Then they try to write an album a year(while touring the previous one) and it's just not the same amount of input and so quality suffers. This gets worse now as artists feel the need to "always be publishing/tweeting/releasing" to maintain their relevance.
None of this applies to TV show product and commercially constructed groups of course, they are pretty poor from the start :-)
|
|
|
Post by thehightenor on Apr 11, 2016 5:30:26 GMT -6
I think the point about the early albums (we all love so much from the bands when they were young) is tied into the fact that you also were young back then and music was super important in your life and made a big impact on you.
Then nostalgia kicks in when you and they are older.

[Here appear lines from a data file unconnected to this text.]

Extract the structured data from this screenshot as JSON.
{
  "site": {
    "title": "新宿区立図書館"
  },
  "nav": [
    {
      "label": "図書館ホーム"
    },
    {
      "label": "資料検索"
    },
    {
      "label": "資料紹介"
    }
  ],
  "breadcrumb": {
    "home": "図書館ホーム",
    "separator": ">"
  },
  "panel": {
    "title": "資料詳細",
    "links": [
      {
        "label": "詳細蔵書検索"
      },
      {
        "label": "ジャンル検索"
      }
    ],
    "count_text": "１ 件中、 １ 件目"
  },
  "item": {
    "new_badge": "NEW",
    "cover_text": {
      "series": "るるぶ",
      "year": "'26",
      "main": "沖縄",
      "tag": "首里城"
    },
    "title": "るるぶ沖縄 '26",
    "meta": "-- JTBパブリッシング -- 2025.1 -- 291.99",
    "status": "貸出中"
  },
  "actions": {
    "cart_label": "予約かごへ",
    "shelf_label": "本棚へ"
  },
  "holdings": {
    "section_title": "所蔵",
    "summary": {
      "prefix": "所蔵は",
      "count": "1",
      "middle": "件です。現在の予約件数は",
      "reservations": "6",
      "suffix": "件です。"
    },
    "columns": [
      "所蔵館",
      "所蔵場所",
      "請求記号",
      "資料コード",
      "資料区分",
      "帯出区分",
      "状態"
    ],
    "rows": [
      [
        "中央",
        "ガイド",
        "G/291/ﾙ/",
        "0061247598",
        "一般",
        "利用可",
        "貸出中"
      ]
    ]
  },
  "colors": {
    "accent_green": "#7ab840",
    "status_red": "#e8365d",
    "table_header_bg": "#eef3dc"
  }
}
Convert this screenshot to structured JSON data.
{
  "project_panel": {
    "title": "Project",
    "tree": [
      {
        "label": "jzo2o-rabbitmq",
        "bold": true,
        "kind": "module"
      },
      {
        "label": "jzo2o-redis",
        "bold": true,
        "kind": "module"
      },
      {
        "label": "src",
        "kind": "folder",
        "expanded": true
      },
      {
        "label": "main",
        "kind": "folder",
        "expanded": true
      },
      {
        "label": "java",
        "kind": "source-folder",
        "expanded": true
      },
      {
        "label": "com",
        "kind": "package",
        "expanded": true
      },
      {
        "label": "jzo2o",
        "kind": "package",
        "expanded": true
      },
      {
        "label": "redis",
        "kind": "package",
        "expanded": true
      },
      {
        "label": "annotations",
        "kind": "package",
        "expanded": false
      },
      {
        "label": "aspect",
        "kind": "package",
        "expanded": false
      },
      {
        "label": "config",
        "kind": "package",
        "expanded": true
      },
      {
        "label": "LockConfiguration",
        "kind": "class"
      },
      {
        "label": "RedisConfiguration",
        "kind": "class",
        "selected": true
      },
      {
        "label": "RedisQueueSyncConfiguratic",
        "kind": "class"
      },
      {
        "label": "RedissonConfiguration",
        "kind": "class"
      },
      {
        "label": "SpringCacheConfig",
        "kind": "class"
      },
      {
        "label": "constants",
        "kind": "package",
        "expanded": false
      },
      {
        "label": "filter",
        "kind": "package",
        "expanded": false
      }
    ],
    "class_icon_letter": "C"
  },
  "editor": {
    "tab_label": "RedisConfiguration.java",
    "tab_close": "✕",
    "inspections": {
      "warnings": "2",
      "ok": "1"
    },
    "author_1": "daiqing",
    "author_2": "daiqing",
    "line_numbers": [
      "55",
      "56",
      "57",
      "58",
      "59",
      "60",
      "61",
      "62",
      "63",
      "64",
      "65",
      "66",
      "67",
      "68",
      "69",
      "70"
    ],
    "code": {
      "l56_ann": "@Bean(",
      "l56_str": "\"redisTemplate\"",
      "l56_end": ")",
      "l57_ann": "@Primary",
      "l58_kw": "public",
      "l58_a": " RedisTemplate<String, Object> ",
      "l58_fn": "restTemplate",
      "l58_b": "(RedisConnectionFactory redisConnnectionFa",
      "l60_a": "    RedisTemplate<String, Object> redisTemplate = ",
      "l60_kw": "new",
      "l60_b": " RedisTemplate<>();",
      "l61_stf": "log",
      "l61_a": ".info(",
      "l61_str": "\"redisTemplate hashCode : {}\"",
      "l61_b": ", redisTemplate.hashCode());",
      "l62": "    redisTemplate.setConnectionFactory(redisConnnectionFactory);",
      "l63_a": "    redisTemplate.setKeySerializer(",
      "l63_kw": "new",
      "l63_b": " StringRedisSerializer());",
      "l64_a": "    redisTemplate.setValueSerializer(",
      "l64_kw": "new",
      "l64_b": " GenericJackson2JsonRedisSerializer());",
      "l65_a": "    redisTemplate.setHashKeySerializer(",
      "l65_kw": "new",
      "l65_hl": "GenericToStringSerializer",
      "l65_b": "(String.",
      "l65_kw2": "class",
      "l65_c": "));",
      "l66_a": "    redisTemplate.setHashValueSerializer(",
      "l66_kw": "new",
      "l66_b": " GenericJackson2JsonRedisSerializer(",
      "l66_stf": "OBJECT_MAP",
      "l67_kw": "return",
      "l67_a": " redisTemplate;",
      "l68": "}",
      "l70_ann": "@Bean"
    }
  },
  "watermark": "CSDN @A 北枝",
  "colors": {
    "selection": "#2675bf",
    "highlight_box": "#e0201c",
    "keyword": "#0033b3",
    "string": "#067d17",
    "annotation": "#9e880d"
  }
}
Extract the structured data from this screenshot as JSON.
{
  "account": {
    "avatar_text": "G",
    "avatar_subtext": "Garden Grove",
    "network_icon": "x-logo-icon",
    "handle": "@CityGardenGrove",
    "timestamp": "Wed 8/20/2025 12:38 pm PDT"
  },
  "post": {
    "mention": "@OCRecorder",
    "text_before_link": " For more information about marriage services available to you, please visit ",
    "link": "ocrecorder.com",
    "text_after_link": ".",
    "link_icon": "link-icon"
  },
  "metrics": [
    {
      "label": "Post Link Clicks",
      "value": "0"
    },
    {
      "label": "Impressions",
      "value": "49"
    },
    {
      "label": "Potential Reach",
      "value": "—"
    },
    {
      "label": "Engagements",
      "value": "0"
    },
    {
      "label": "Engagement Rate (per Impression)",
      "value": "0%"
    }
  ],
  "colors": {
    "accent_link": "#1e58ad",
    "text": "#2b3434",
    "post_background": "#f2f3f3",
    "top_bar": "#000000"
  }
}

I went to see U2 many years ago and even back then about 20 years ago when they were touring Ashtung Baby, everyone of the 80,000 people in the audience just wanted them to quickly get through the new material and get on with playing the raw youthful hit's like Sunday Bloody Sunday etc.
Yes, this point isn't the whole story but looking at the bands I love I can hear that later albums were great peices of work but just lacked the connection with my own youth and energy those early albums had.
|
|
|
Post by Ward on Apr 11, 2016 5:49:09 GMT -6
Everyone runs out of steam and inspiration at some point. Without new stimuli, the senses go numb and creative juices dry up. Change is what keeps things moving, and that is why David Bowie was such a genius. He kept changing the mix, the band, the formula, and the results speak for themselves. The Stones were like that from 1962 until about 1985.
|
|
|
Post by kilroyrock on Apr 11, 2016 6:34:40 GMT -6
There's an old saying: You've got 20 years to write your first album - 6 months to write your next.
Even with that said, "time of your life" by Green Day - arguably one of their biggest hits - is a song written from their Kerplunk days - before Dookie was even a thought, and then released 3 albums later.
Usually you can get 2 or 3 albums out of the songs from one era where you're writing a lot, but then you eventually have to write more stuff while dealing with modern stresses that happen - kids, spouse, management, touring fatigue.. But everyone's right, that people are signed for one sound, but then nobody wants to be known for their "one sound", just like nobody wants to be known as that band that writes "3 chord wonders". Writers that have written 50-100 songs in one style and then try to branch out to a new sound end up trying to do something that they haven't practiced as much. When regular rock bands go and try to write their "concept album", they've never written such a thing before, and a lot of times it'll come out like anyone's first attempt at something. sometimes it works, sometimes it doesn't! Mostly it doesn't!
I get chided all the time about my music not sounding the same anymore like it's a bad thing. Newsflash - it's on purpose. My drummer gave me a task the other day though - write a song like I used to write and see if it's as good as the old ones were. Who knows, maybe pop punk isn't dead much longer?
|
|
|
Post by Martin John Butler on Apr 11, 2016 8:31:37 GMT -6
Gotta disagree with popmann on one small point. I just watched a video last night of Cream at a club playing Sunshine of Your Love. Now, I know something about playing guitar, and nothing Clapton did after Blind Faith ever had the fire that was in his fingers then. It wasn't a case of becoming weary or old, he was still quite young. Simply add major drug addiction to the picture and you'll understand where the fire went.
The thing is, after say,, the initial ten years, few artists have the ability to grow and evolve, and yes, life can get in the way. Johnny Cash, Picasso, The Rolling Stones, The Beatles, Bowie, Dylan, those people managed to evolve in a great way for a very long time, but they're some of the greatest artists in history. Most others just don't have that much more to add to their work. Will a new Pretenders album reach the heights they once did, of course not. But does a later Mark Knopfler album have some of his finest moments, yes. So, it basically depends on the level of talent.
In my case, I feel I am in fact better now than ever. The reason, my music has more purpose now than when I was young. Then, it was mainly about anger.